Emma Scarr – Scarred For Life
Independent – Out Now
As well as being one half of Black*Scarr with Johnny Black, Emma Scarr has a parallel solo career, albeit she’s been a little lax on that count with this being her first album as such in nine years. And, recorded in lockdown, save for Garry Smith remotely contributing slide, 12 string, Tricone resonator and mandola on three tracks, it’s a totally one-woman affair, Scarr playing all the instruments, which include table banging percussion but no drums or electric bass, with the music’s influences encompassing country, Americana, traditional and folk-punk, delivered in an unvarnished, raspy but compelling vocal at times evocative of Kirsty MacColl.
The material encompasses previously unrecorded songs from the past 15 years, alongside two from 2020, one of the former providing the opener with Kathy O’Toole, a reminiscence of a friend from her teenage years, a painter and decorator from Ireland, that won the first Watford Folk Song Competition in 2015. A celebration of the musical debt owed to the Irish musicians with whom she played in London during the 90s, it slowly jogs along as, accompanied by strummed mandolin, fiddle and whistle, she unfolds the memories.
The harmonica haunted, cascading melody of When I Used To Drink continues the reflective note with its reminiscences of a once over-affectionate relationship with the bottle and the security and companionship it provided, followed on with the lurching mazurka-feel to Sirens In July as it talks of the regular drought-caused yearly fires on Wanstead Flats, harmonica adding a touch of the spaghetti westerns.
A reference to the secluded waters of Snaresbrook at the tip of Epping Forest, taken at a gentle, rueful pace The Ballad of Hollow Ponds is more especially a song about getting older and how life portrayed on the film posters and in songs is rarely akin to the real thing, exchanging the fiery passion of youth for rowing and watching the ripples.
Still within Epping Forest, riding a mandola wave and electric guitar break, My Debden Prince is a simple rootsy love song, to be followed in a slow sway-along with the harmonica-blowing, simple drum thump, mandolin shimmering Last Year’s Joke, a near six-minute wry (not necessarily autobiographical) self-portrait musing on a past dysfunctional relationship into which she plunged headlong (“moderation’s not something I can do”) only to be left beached (“I know nothing of men or middle-aged sex”) and wallowing in the rage and self-pity of a 14-year-old.

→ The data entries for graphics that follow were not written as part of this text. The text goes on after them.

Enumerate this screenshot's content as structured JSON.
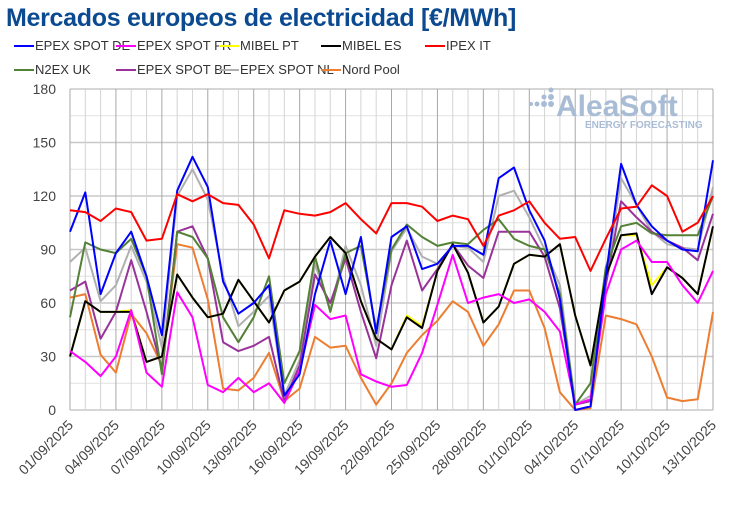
{
  "chart_data": {
    "type": "line",
    "title": "Mercados europeos de electricidad [€/MWh]",
    "xlabel": "",
    "ylabel": "",
    "ylim": [
      0,
      180
    ],
    "yticks": [
      0,
      30,
      60,
      90,
      120,
      150,
      180
    ],
    "grid": true,
    "legend_position": "top",
    "x_start": "01/09/2025",
    "x_end": "13/10/2025",
    "xtick_labels": [
      "01/09/2025",
      "04/09/2025",
      "07/09/2025",
      "10/09/2025",
      "13/09/2025",
      "16/09/2025",
      "19/09/2025",
      "22/09/2025",
      "25/09/2025",
      "28/09/2025",
      "01/10/2025",
      "04/10/2025",
      "07/10/2025",
      "10/10/2025",
      "13/10/2025"
    ],
    "watermark": {
      "brand": "AleaSoft",
      "tagline": "ENERGY FORECASTING"
    },
    "series": [
      {
        "name": "EPEX SPOT DE",
        "color": "#0000ff",
        "values": [
          100,
          122,
          65,
          88,
          100,
          75,
          42,
          123,
          142,
          125,
          72,
          54,
          60,
          70,
          8,
          20,
          65,
          95,
          65,
          97,
          43,
          97,
          103,
          79,
          82,
          92,
          92,
          87,
          130,
          136,
          112,
          95,
          62,
          0,
          2,
          75,
          138,
          115,
          103,
          95,
          90,
          89,
          140
        ]
      },
      {
        "name": "EPEX SPOT FR",
        "color": "#ff00ff",
        "values": [
          33,
          27,
          19,
          30,
          56,
          21,
          13,
          66,
          52,
          14,
          10,
          18,
          10,
          15,
          4,
          22,
          59,
          51,
          53,
          20,
          16,
          13,
          14,
          32,
          59,
          87,
          60,
          63,
          65,
          60,
          62,
          55,
          44,
          3,
          6,
          65,
          90,
          95,
          83,
          83,
          70,
          60,
          78
        ]
      },
      {
        "name": "MIBEL PT",
        "color": "#ffff00",
        "values": [
          30,
          61,
          55,
          55,
          56,
          27,
          30,
          76,
          63,
          52,
          54,
          73,
          61,
          49,
          67,
          72,
          86,
          97,
          88,
          61,
          40,
          34,
          53,
          47,
          78,
          93,
          77,
          49,
          58,
          82,
          87,
          86,
          93,
          53,
          25,
          75,
          98,
          98,
          70,
          80,
          74,
          65,
          103
        ]
      },
      {
        "name": "MIBEL ES",
        "color": "#000000",
        "values": [
          30,
          61,
          55,
          55,
          55,
          27,
          30,
          76,
          63,
          52,
          54,
          73,
          61,
          49,
          67,
          72,
          86,
          97,
          88,
          61,
          40,
          34,
          52,
          46,
          78,
          93,
          77,
          49,
          58,
          82,
          87,
          86,
          93,
          53,
          25,
          75,
          98,
          99,
          65,
          80,
          74,
          65,
          103
        ]
      },
      {
        "name": "IPEX IT",
        "color": "#ff0000",
        "values": [
          112,
          111,
          106,
          113,
          111,
          95,
          96,
          121,
          117,
          121,
          116,
          115,
          104,
          85,
          112,
          110,
          109,
          111,
          116,
          107,
          99,
          116,
          116,
          114,
          106,
          109,
          107,
          92,
          109,
          112,
          117,
          105,
          96,
          97,
          78,
          96,
          113,
          114,
          126,
          120,
          100,
          105,
          120
        ]
      },
      {
        "name": "N2EX UK",
        "color": "#538135",
        "values": [
          52,
          94,
          90,
          88,
          96,
          75,
          20,
          100,
          97,
          85,
          52,
          38,
          52,
          75,
          15,
          33,
          86,
          55,
          88,
          92,
          45,
          90,
          104,
          97,
          92,
          94,
          93,
          101,
          107,
          96,
          92,
          90,
          65,
          3,
          15,
          80,
          103,
          105,
          99,
          98,
          98,
          98,
          120
        ]
      },
      {
        "name": "EPEX SPOT BE",
        "color": "#993399",
        "values": [
          67,
          72,
          40,
          55,
          84,
          55,
          23,
          100,
          103,
          85,
          38,
          33,
          36,
          41,
          5,
          25,
          76,
          60,
          85,
          55,
          29,
          70,
          95,
          67,
          79,
          93,
          81,
          74,
          100,
          100,
          100,
          86,
          57,
          3,
          5,
          70,
          117,
          108,
          100,
          95,
          91,
          84,
          110
        ]
      },
      {
        "name": "EPEX SPOT NL",
        "color": "#b0b0b0",
        "values": [
          83,
          91,
          61,
          70,
          92,
          72,
          35,
          120,
          135,
          118,
          75,
          47,
          55,
          64,
          8,
          28,
          82,
          56,
          92,
          70,
          36,
          89,
          102,
          86,
          82,
          92,
          91,
          83,
          120,
          123,
          108,
          90,
          70,
          3,
          8,
          72,
          130,
          115,
          100,
          93,
          91,
          90,
          125
        ]
      },
      {
        "name": "Nord Pool",
        "color": "#ed7d31",
        "values": [
          63,
          65,
          31,
          21,
          54,
          43,
          25,
          93,
          91,
          62,
          12,
          11,
          18,
          32,
          5,
          12,
          41,
          35,
          36,
          18,
          3,
          15,
          32,
          42,
          50,
          61,
          55,
          36,
          48,
          67,
          67,
          46,
          10,
          0,
          1,
          53,
          51,
          48,
          30,
          7,
          5,
          6,
          55
        ]
      }
    ]
  }
}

It’s back to an uptempo, lurching driving strum, Irish folk flurries and alcohol as a crutch for lack of self-worth with the shoulder of support on offer in Molly What’s Your Poison? before the lyrical GPS again locates to Essex with River Blackwater, a sub-tributary of the Thames that rises near Saffron Walden, a flow along, squeezebox coloured romantic getaway from the urban daily grind, laughing like a loon even as she ponders storm clouds gathering in her mind
It ends, first, with the fiddle and mandolin-led folk-punk bounce and harmonica solo of Stay, a song about a can’t live with you, can’t live without you relationship that might well be the characters from Fairytale of New York somewhere further down the line, and, finally, striking a similar thematic note (and with vague musical echoes of the aforementioned), the sway-along, shanty-ish Blackberry Picking, a fruit-based fable about a relationship in which the narrator’s companion is never satisfied and always wants more and better. Both she and Black have gathered a solid following for their albums and live shows in and around their stomping ground, this terrific album once again reinforcing that their music, together or solo, is deserving of a far wider and far bigger audience.